= Marcellus Schiffer =

German writer (1892–1932)

Marcellus Schiffer was the name used by Otto Schiffer (20 June 1892 – 24 August 1932), a German cabaret writer, graphic designer, painter and librettist.

==Life==
Schiffer was born in Berlin. His father, Siegfried Schiffer (1849–1897), was a Jewish timber merchant who died when the boy was age five. He passed his school final exams (Abitur) and went on to train with Emil Orlík as an artist, including illustrator. He was very soon forced to acknowledge that his true calling lay elsewhere, as a writer of satirical texts. During this part of his career he worked as a writer and illustrator, also producing poetry.

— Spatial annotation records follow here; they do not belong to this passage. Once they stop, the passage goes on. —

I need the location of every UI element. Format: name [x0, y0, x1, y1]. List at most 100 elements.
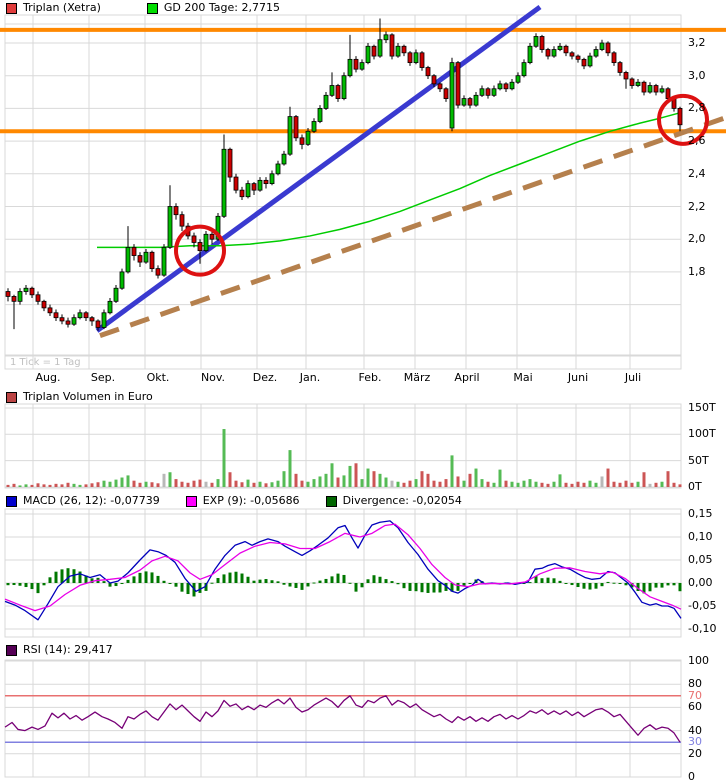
divergence-bar: [606, 581, 610, 583]
volume-bar: [522, 480, 526, 487]
volume-bar: [420, 471, 424, 487]
macd-axis-tick: 0,10: [688, 530, 713, 543]
series-swatch-rsi: [6, 644, 17, 656]
volume-bar: [600, 476, 604, 487]
volume-bar: [402, 482, 406, 487]
divergence-bar: [588, 583, 592, 590]
highlight-circle: [174, 224, 226, 277]
volume-axis-tick: 100T: [688, 427, 716, 441]
volume-bar: [114, 479, 118, 487]
candle-body: [155, 268, 161, 276]
divergence-bar: [30, 583, 34, 590]
candle-body: [215, 215, 221, 240]
candle-body: [119, 271, 125, 289]
divergence-bar: [198, 583, 202, 593]
x-axis-month-label: Juli: [624, 371, 642, 384]
volume-bar: [30, 484, 34, 487]
volume-bar: [564, 482, 568, 487]
divergence-bar: [348, 582, 352, 584]
divergence-bar: [216, 578, 220, 583]
divergence-bar: [24, 583, 28, 588]
divergence-bar: [246, 576, 250, 583]
candle-body: [233, 176, 239, 191]
volume-bar: [480, 479, 484, 487]
candle-body: [395, 45, 401, 57]
candle-body: [617, 62, 623, 73]
candle-body: [47, 307, 53, 314]
divergence-bar: [270, 580, 274, 583]
volume-bar: [222, 429, 226, 487]
divergence-bar: [114, 583, 118, 587]
divergence-bar: [318, 580, 322, 583]
volume-bar: [474, 468, 478, 487]
divergence-bar: [600, 583, 604, 587]
volume-bar: [444, 479, 448, 487]
rsi-axis-tick: 40: [688, 723, 702, 737]
candle-body: [353, 58, 359, 70]
candle-body: [59, 317, 65, 322]
volume-bar: [90, 483, 94, 487]
volume-bar: [264, 483, 268, 487]
volume-bar: [174, 479, 178, 487]
candle-body: [317, 108, 323, 122]
divergence-bar: [234, 571, 238, 583]
divergence-bar: [12, 583, 16, 586]
volume-bar: [378, 473, 382, 487]
rsi-axis-tick: 100: [688, 654, 709, 667]
candle-body: [5, 291, 11, 297]
volume-bar: [414, 479, 418, 487]
volume-axis-tick: 150T: [688, 400, 716, 414]
exp-signal-line: [4, 523, 682, 612]
volume-bar: [180, 481, 184, 487]
macd-axis-tick: 0,15: [688, 507, 713, 520]
divergence-bar: [654, 583, 658, 588]
candle-body: [431, 75, 437, 85]
divergence-bar: [468, 583, 472, 584]
volume-bar: [540, 482, 544, 487]
x-axis-month-label: Jan.: [299, 371, 321, 384]
candle-body: [107, 300, 113, 314]
divergence-bar: [180, 583, 184, 592]
candle-body: [41, 300, 47, 309]
candle-body: [569, 52, 575, 57]
candle-body: [89, 317, 95, 322]
volume-bar: [558, 474, 562, 487]
divergence-bar: [570, 583, 574, 586]
volume-bar: [36, 483, 40, 487]
candle-body: [473, 94, 479, 106]
volume-bar: [48, 484, 52, 487]
volume-bar: [672, 482, 676, 487]
volume-axis-tick: 0T: [688, 480, 702, 493]
divergence-bar: [168, 583, 172, 584]
volume-bar: [108, 481, 112, 487]
volume-bar: [288, 450, 292, 487]
volume-bar: [186, 482, 190, 487]
candle-body: [455, 62, 461, 106]
volume-bar: [354, 463, 358, 487]
macd-panel-frame: [4, 508, 682, 638]
candle-body: [95, 320, 101, 328]
candle-body: [593, 49, 599, 57]
volume-bar: [570, 483, 574, 487]
volume-bar: [366, 468, 370, 487]
volume-bar: [546, 483, 550, 487]
divergence-bar: [450, 583, 454, 592]
x-axis-month-label: Mai: [513, 371, 533, 384]
candle-body: [599, 42, 605, 50]
series-label-rsi: RSI (14): 29,417: [23, 643, 113, 656]
rsi-legend: RSI (14): 29,417: [6, 644, 113, 656]
volume-bar: [456, 476, 460, 487]
volume-bar: [6, 484, 10, 487]
volume-bar: [72, 483, 76, 487]
divergence-bar: [612, 582, 616, 584]
candle-body: [377, 39, 383, 57]
divergence-bar: [618, 583, 622, 584]
series-label-exp: EXP (9): -0,05686: [202, 494, 300, 507]
macd-legend-item: MACD (26, 12): -0,07739: [6, 495, 160, 507]
volume-bar: [126, 475, 130, 487]
price-panel-frame: [4, 23, 682, 356]
volume-bar: [606, 468, 610, 487]
volume-bar: [294, 473, 298, 487]
volume-bar: [432, 480, 436, 487]
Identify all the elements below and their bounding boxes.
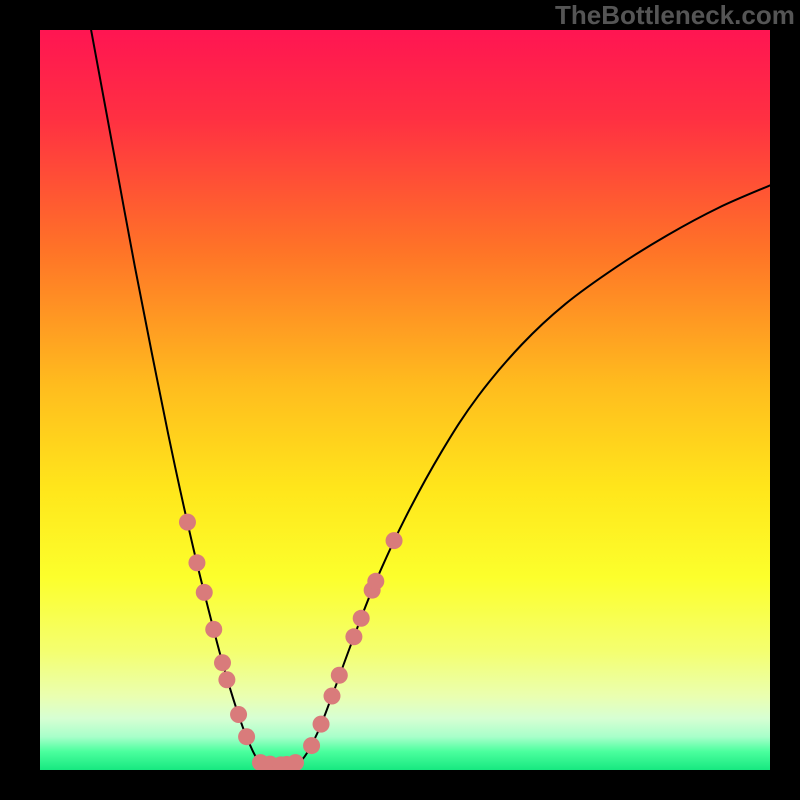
data-marker xyxy=(196,584,213,601)
plot-svg xyxy=(40,30,770,770)
data-marker xyxy=(345,628,362,645)
data-marker xyxy=(324,688,341,705)
chart-container: TheBottleneck.com xyxy=(0,0,800,800)
data-marker xyxy=(331,667,348,684)
data-marker xyxy=(214,654,231,671)
data-marker xyxy=(303,737,320,754)
data-marker xyxy=(367,573,384,590)
data-marker xyxy=(313,716,330,733)
plot-background xyxy=(40,30,770,770)
data-marker xyxy=(238,728,255,745)
data-marker xyxy=(386,532,403,549)
watermark-text: TheBottleneck.com xyxy=(555,0,795,31)
data-marker xyxy=(188,554,205,571)
data-marker xyxy=(353,610,370,627)
data-marker xyxy=(179,514,196,531)
data-marker xyxy=(218,671,235,688)
data-marker xyxy=(205,621,222,638)
data-marker xyxy=(230,706,247,723)
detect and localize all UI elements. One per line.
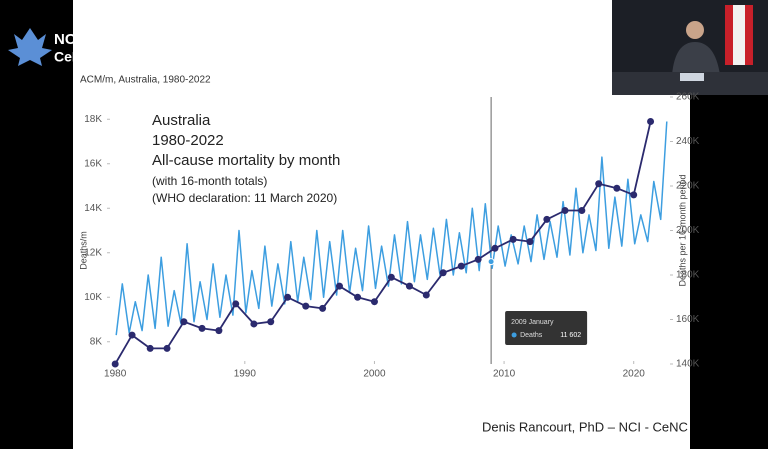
series-dot bbox=[491, 244, 499, 252]
series-dot bbox=[387, 273, 395, 281]
tooltip-name: Deaths bbox=[520, 332, 543, 339]
y2-tick-label: 240K bbox=[676, 136, 700, 147]
logo-leaf bbox=[8, 28, 52, 66]
series-dot bbox=[578, 206, 586, 214]
footer: Denis Rancourt, PhD – NCI - CeNC bbox=[482, 419, 688, 434]
y-axis-label: Deaths/m bbox=[78, 231, 88, 270]
series-dot bbox=[630, 191, 638, 199]
series-dot bbox=[595, 180, 603, 188]
chart-title: All-cause mortality by month bbox=[152, 152, 340, 169]
series-dot bbox=[354, 293, 362, 301]
y2-tick-label: 260K bbox=[676, 92, 700, 103]
person bbox=[686, 21, 704, 39]
series-dot bbox=[613, 184, 621, 192]
series-dot bbox=[526, 238, 534, 246]
y-tick-label: 12K bbox=[84, 247, 102, 258]
y2-tick-label: 180K bbox=[676, 270, 700, 281]
desk bbox=[612, 72, 768, 95]
flag bbox=[733, 5, 745, 65]
tooltip-value: 11 602 bbox=[560, 332, 581, 339]
series-dot bbox=[370, 298, 378, 306]
series-dot bbox=[457, 262, 465, 270]
series-dot bbox=[250, 320, 258, 328]
y-tick-label: 18K bbox=[84, 114, 102, 125]
nameplate bbox=[680, 73, 704, 81]
series-dot bbox=[163, 344, 171, 352]
x-tick-label: 1990 bbox=[234, 369, 257, 380]
series-dot bbox=[146, 344, 154, 352]
series-dot bbox=[474, 255, 482, 263]
series-dot bbox=[439, 269, 447, 277]
chart-subtitle: (with 16-month totals) bbox=[152, 174, 267, 188]
y-tick-label: 14K bbox=[84, 203, 102, 214]
series-dot bbox=[561, 206, 569, 214]
series-dot bbox=[647, 117, 655, 125]
y2-axis-label: Deaths per 16-month period bbox=[677, 174, 687, 286]
series-dot bbox=[284, 293, 292, 301]
series-dot bbox=[405, 282, 413, 290]
logo: NCI CeNC bbox=[8, 28, 92, 66]
y2-tick-label: 160K bbox=[676, 314, 700, 325]
person bbox=[672, 42, 720, 75]
y-tick-label: 10K bbox=[84, 292, 102, 303]
series-dot bbox=[215, 327, 223, 335]
series-dot bbox=[267, 318, 275, 326]
chart-title: 1980-2022 bbox=[152, 132, 224, 149]
y-tick-label: 16K bbox=[84, 158, 102, 169]
chart-caption: ACM/m, Australia, 1980-2022 bbox=[80, 75, 211, 86]
logo-text: NCI bbox=[54, 31, 80, 48]
chart-title: Australia bbox=[152, 112, 211, 129]
x-tick-label: 2020 bbox=[623, 369, 646, 380]
series-dot bbox=[180, 318, 188, 326]
series-dot bbox=[198, 324, 206, 332]
series-dot bbox=[509, 235, 517, 243]
series-dot bbox=[111, 360, 119, 368]
chart-subtitle: (WHO declaration: 11 March 2020) bbox=[152, 191, 337, 205]
x-tick-label: 2000 bbox=[363, 369, 386, 380]
x-tick-label: 2010 bbox=[493, 369, 516, 380]
tooltip: 2009 January Deaths 11 602 bbox=[505, 311, 588, 345]
y2-tick-label: 140K bbox=[676, 359, 700, 370]
x-tick-label: 1980 bbox=[104, 369, 127, 380]
tooltip-box bbox=[505, 311, 588, 345]
series-dot bbox=[232, 300, 240, 308]
series-dot bbox=[335, 282, 343, 290]
y2-tick-label: 220K bbox=[676, 181, 700, 192]
series-dot bbox=[422, 291, 430, 299]
tooltip-point bbox=[487, 258, 495, 266]
series-dot bbox=[302, 302, 310, 310]
series-dot bbox=[543, 215, 551, 223]
series-dot bbox=[128, 331, 136, 339]
series-dot bbox=[319, 304, 327, 312]
series-line bbox=[115, 121, 668, 336]
tooltip-swatch bbox=[511, 332, 517, 338]
webcam bbox=[612, 0, 768, 95]
y-tick-label: 8K bbox=[90, 336, 103, 347]
tooltip-title: 2009 January bbox=[511, 319, 554, 326]
y2-tick-label: 200K bbox=[676, 225, 700, 236]
logo-text: CeNC bbox=[54, 49, 92, 65]
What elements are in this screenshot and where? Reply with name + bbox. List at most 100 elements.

In the early 1920s, Schiffer got to know Marguerite "Margo" Lion, the Constantinople-born French cabaret singer who had come to Berlin in order to study at the city's Russian ballet school. Motivated, some suggest, by morbid jealousy, Schiffer turned his own talents towards the world of cabaret. He developed in Berlin a genre of his own that combined literary revue with cabaret, working between 1922 and 1925 on the shows Wilde Bühne, Rampe Tütü, Größenwahn and Katakombe. In November 1923, Lion made her own performance debut with the song created by Schiffer "The Line of Fashion" ("Die Linie der Mode"). Some years later, in 1928, the two of them were married.

Another defining collaboration involved the Russian-born composer Mischa Spoliansky who at this time as living in Berlin, and whom Schiffer first met in 1925. Together, the two of them devised a new form of sharply humorous musical theatre that combined elements of cabaret and of revue. Their first major production, Es liegt in der Luft (It's in the Air) was an instant hit with German audiences. It can be seen as Germany's first musical. However, the term was not used in Germany at this time, and the work was generally perceived as a revue.

It was a stage breakthrough in other ways, too. Lion starred alongside her younger friend, not yet famous, Marlene Dietrich. One of the highlights was the duet which the two sang together "Wenn die beste Freundin mit der besten Freundin". From now on, Schiffer was much in demand as a writer of musical cuplés in Weimar Germany.

Similarly fruitful was his relationship with the composer Paul Hindemith. This gave rise, in 1929, to the opera News of the Day (Neues vom Tage). He had written the libretto of this short opera for Hindemith a couple of years earlier.

Together with the collaborations highlighted above, Schiffer also wrote libretti for Friedrich Hollaender, Rudolf Nelson, Werner Richard Heymann and Allan Gray.

==Death==
On 24 August 1932, Schiffer, who seems to have suffered from depression, ended his life by taking an overdose of sleeping tablets.